The treasurer will present a proposed budget to the Steering Committee for approval at the Final Business Meeting. At each business meeting, the treasurer will provide a year-to-date budget report.

Section 2. Checks.
The Steering Committee and school administration will each designate three individuals (three Steering Committee members and three school administrators) to have the authority to sign checks issued by the PCO. One authorized signature is required for each check issued under $500. Two authorized signatures will be required on each check issued over $500. The Treasurer will verify the legitimacy of all expenditures before checks are issued. One of the authorized signatories will approve expenditures prior to issuance. The approving signatory cannot be the signer(s) on the check to be issued. Expenditures by the PCO in excess of one hundred and fifty dollars ($150.00) and outside of the approved annual budget must be authorized by a vote of the Steering Committee.

Section 3. Grants.
All proposals and/or grant applications to funding organizations will be disclosed to and reviewed by the administration of the School before they are submitted to said organizations.

Section 4. Fiscal Year.
The fiscal year of the PCO will be the same as the fiscal year of the School.
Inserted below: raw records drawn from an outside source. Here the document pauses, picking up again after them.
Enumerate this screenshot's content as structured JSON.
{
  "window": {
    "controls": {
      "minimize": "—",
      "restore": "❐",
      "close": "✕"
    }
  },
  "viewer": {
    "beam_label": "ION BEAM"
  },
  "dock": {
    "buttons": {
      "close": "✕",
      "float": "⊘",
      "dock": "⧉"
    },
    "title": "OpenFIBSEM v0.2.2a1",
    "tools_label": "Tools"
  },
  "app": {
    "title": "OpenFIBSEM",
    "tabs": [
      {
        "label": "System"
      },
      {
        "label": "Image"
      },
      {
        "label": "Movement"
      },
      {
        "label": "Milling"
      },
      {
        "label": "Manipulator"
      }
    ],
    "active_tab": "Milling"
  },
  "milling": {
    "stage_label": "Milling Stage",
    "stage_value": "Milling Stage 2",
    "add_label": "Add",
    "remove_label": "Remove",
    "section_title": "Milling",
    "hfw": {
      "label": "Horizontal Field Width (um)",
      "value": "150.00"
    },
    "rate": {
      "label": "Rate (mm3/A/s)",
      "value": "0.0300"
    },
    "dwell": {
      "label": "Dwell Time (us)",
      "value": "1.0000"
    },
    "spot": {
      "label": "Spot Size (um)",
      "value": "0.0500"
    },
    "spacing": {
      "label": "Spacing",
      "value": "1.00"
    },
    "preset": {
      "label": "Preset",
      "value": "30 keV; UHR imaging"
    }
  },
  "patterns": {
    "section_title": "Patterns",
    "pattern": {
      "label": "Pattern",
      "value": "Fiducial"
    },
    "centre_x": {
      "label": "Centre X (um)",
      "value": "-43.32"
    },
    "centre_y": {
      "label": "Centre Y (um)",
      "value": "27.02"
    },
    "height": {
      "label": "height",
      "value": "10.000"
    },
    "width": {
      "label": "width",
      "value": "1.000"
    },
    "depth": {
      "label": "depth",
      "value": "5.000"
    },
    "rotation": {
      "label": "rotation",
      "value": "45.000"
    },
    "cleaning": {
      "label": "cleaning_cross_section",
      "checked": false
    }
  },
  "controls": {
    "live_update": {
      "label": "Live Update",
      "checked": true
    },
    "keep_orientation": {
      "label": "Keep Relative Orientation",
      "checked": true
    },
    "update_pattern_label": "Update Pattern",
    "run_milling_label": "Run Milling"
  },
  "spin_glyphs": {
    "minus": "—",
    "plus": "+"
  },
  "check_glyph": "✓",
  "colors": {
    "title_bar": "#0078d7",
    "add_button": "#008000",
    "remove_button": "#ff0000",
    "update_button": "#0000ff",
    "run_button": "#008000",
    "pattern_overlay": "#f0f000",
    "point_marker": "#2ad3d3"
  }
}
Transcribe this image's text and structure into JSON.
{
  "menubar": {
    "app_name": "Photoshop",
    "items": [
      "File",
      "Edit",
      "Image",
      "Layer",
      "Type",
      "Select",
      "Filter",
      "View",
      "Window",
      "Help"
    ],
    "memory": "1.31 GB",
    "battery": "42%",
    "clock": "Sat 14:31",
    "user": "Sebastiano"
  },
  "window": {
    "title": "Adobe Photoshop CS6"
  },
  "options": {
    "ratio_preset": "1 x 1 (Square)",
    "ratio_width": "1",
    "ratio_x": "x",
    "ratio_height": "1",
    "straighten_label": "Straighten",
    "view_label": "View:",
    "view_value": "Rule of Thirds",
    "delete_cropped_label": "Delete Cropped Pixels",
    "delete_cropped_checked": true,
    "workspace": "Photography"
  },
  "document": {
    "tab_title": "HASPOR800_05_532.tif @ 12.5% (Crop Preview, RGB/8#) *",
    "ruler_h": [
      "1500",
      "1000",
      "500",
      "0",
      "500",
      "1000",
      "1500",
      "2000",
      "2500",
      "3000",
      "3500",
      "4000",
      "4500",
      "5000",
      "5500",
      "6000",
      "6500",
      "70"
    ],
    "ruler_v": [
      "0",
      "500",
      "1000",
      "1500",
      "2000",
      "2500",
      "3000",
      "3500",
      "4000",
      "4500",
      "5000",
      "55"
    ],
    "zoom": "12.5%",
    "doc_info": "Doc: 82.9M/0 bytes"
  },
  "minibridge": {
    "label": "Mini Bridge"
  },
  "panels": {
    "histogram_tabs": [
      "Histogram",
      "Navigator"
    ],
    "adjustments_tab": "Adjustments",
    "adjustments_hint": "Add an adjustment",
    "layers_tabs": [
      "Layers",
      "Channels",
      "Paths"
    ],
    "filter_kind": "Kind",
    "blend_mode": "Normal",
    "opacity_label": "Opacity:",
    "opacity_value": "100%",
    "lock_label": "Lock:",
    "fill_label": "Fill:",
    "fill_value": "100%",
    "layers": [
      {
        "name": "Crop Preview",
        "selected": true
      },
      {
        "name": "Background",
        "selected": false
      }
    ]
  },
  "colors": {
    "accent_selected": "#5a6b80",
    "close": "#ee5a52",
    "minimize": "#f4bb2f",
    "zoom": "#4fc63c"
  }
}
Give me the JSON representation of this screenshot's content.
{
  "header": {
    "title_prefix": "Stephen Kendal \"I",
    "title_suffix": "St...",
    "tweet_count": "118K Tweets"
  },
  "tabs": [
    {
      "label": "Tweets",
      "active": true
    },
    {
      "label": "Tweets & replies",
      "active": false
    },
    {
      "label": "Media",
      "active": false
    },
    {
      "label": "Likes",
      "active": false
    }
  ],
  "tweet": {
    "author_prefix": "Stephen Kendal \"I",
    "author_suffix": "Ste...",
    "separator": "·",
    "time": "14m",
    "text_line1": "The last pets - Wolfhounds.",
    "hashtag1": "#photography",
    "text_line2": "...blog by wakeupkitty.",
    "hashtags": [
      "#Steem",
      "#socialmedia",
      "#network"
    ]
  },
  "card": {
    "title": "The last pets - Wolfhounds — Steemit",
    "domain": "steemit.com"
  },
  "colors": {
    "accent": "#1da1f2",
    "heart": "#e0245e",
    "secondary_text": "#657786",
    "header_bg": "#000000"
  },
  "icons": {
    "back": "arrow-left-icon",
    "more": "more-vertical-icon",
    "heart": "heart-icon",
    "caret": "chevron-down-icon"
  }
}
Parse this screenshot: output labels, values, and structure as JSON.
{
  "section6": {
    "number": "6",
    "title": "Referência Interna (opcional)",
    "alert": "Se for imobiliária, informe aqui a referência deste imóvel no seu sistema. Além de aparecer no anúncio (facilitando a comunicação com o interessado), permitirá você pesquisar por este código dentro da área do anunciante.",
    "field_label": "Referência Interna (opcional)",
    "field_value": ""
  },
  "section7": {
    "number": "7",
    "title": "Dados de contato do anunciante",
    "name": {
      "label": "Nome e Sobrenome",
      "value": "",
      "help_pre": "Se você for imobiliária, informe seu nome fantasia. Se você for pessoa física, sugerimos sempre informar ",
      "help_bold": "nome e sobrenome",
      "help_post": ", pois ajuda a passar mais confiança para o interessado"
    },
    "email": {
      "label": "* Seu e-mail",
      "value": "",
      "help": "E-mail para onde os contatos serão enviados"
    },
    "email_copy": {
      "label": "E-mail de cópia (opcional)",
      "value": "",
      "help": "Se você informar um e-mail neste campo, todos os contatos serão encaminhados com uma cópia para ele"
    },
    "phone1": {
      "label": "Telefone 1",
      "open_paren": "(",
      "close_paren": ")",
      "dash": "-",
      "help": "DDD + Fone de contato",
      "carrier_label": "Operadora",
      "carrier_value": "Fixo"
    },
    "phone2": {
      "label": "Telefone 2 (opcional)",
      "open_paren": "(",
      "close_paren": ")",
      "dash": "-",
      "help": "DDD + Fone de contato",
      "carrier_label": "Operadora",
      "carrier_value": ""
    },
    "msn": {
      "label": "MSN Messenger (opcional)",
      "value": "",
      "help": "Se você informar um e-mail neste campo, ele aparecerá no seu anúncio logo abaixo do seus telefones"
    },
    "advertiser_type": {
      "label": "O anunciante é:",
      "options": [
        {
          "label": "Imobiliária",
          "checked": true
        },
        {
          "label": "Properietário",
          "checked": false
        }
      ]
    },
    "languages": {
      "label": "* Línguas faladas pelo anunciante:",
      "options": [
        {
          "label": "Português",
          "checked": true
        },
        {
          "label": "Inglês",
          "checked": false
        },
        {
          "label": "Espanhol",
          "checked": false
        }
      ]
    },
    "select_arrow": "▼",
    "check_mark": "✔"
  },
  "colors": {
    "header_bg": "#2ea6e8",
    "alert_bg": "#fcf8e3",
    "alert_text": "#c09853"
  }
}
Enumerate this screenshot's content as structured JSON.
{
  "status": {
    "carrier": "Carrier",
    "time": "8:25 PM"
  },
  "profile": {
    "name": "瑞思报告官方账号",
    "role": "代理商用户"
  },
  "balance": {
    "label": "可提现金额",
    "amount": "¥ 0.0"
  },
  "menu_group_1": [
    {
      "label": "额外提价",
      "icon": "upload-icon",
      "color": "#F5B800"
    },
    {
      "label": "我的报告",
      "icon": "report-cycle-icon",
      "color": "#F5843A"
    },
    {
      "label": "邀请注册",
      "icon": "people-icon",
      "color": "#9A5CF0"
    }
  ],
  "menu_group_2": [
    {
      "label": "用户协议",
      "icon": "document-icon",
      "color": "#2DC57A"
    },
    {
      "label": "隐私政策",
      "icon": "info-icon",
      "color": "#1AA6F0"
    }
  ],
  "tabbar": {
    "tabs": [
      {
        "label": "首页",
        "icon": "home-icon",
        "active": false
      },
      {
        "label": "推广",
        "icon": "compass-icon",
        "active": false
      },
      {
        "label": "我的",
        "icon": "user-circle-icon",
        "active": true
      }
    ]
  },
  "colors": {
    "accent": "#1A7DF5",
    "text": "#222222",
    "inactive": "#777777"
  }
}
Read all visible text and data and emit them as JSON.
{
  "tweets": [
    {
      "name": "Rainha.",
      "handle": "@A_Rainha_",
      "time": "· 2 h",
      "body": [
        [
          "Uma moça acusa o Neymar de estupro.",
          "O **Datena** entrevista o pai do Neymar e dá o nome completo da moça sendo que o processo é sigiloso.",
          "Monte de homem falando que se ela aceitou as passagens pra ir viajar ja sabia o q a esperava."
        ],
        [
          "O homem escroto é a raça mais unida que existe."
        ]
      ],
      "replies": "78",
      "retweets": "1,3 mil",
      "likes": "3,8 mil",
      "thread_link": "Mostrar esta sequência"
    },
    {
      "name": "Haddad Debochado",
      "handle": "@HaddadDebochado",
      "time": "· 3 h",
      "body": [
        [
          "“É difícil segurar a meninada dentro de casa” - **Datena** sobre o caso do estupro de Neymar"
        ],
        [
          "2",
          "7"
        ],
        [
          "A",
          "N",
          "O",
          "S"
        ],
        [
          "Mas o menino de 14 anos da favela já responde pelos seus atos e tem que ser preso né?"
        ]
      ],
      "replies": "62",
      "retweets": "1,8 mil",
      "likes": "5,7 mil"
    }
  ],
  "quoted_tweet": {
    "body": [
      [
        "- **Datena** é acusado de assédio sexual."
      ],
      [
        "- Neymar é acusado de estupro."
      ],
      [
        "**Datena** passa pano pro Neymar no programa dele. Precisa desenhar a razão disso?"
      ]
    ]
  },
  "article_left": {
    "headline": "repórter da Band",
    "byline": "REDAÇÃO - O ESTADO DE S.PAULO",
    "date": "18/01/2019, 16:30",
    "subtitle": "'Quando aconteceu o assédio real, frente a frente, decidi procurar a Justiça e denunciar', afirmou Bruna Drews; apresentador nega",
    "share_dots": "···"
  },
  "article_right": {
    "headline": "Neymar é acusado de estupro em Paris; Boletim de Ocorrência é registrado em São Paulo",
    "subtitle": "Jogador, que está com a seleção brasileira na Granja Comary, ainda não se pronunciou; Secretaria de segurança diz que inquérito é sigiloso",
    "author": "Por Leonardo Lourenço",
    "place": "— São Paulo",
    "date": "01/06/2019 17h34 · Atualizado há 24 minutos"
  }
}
Section 5. Books, Lists and Records.
The PCO and its Steering Committee will keep, in written form, correct and complete books and records of account and minutes of the meetings of the Steering Committee and standing committees, and such special committees as from time to time may be designated by the Steering Committee.

ARTICLE V – AMENDMENTS

Section 1. Amendments.
These Bylaws may be amended, altered or repealed by the Steering Committee by a vote of two-thirds or more of the members of the Steering Committee.

These Bylaws were approved at a meeting of the Steering Committee of the PCO on June 6, 2019.